M1 -24; M2 -21; M3 -19; M4 -21; M5 -13; M6 -21; M7 -10; M8 -16; M9 -10; M10 -8; M11 -6; M12 -5.

brendastar11
on 3/17/15 3:02 pm - PITTSGROVE, NJ

Thanks for your reply. I know your right.

    

Cicerogirl, The PhD
Version

on 3/17/15 12:50 pm - OH

First of all, you need to have an EGD to be sure that your stoma really IS stretched out.  My surgeon indicated that, in her experience! the pouch and/or stoma are enlarged more than expected in less than 20% of the people she had scoped who said they were controlling their portions and really believed that they has stretched something out.

There are a few surgeons who will do a band over bypass (BOB) using the same band as for stand-alone banding, but not many because of the potential for the band seriously damaging the pouch or stoma.

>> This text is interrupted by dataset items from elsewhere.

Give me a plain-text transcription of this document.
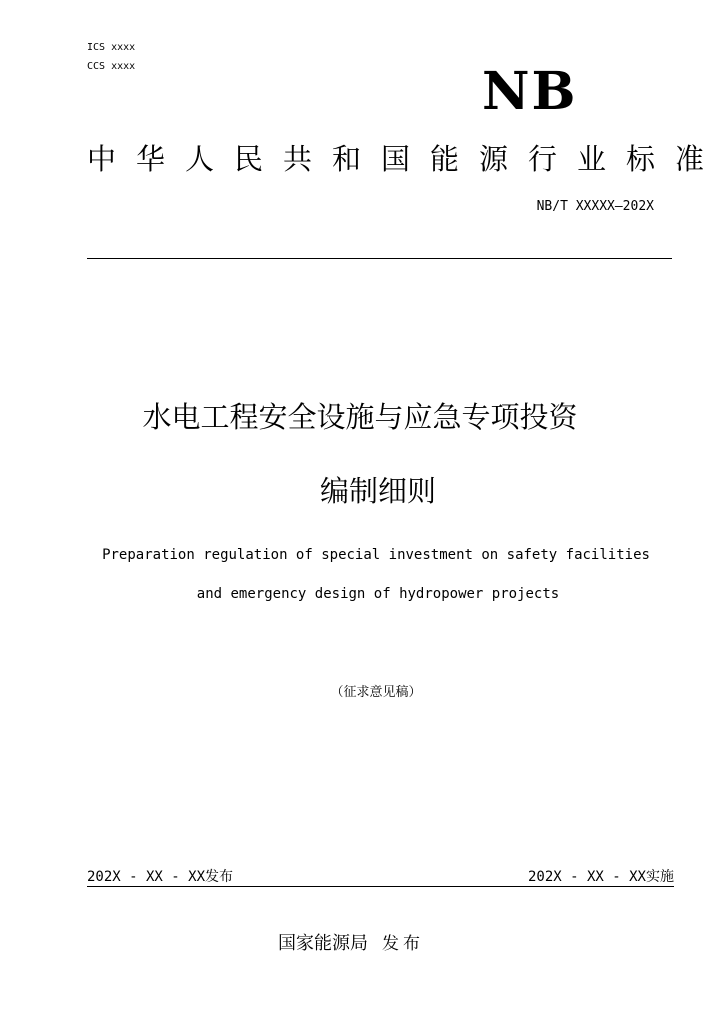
ICS xxxx
CCS xxxx	NB
中华人民共和国能源行业标准
NB/T XXXXX—202X
水电工程安全设施与应急专项投资
编制细则
Preparation regulation of special investment on safety facilities
and emergency design of hydropower projects
（征求意见稿）
202X - XX - XX发布	202X - XX - XX实施
国家能源局 发布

There are also a few who will use a silastic ring (a ring without the adjustable filling capability of the lap band), but they normally install it at the time of the RNY not as a revision, and (again) there aren't many who use it because of potential complications AND the fact that studies have not shown it to be more effective than RNY alone when done initially (so the risk to reward ratio doesn't justify it). 

Lora

 

14 years out; 190 pounds lost, 165 pound loss maintained

You don't drown by falling in the water. You drown by staying there.

brendastar11
on 3/17/15 3:04 pm - PITTSGROVE, NJ

Thanks for your reply.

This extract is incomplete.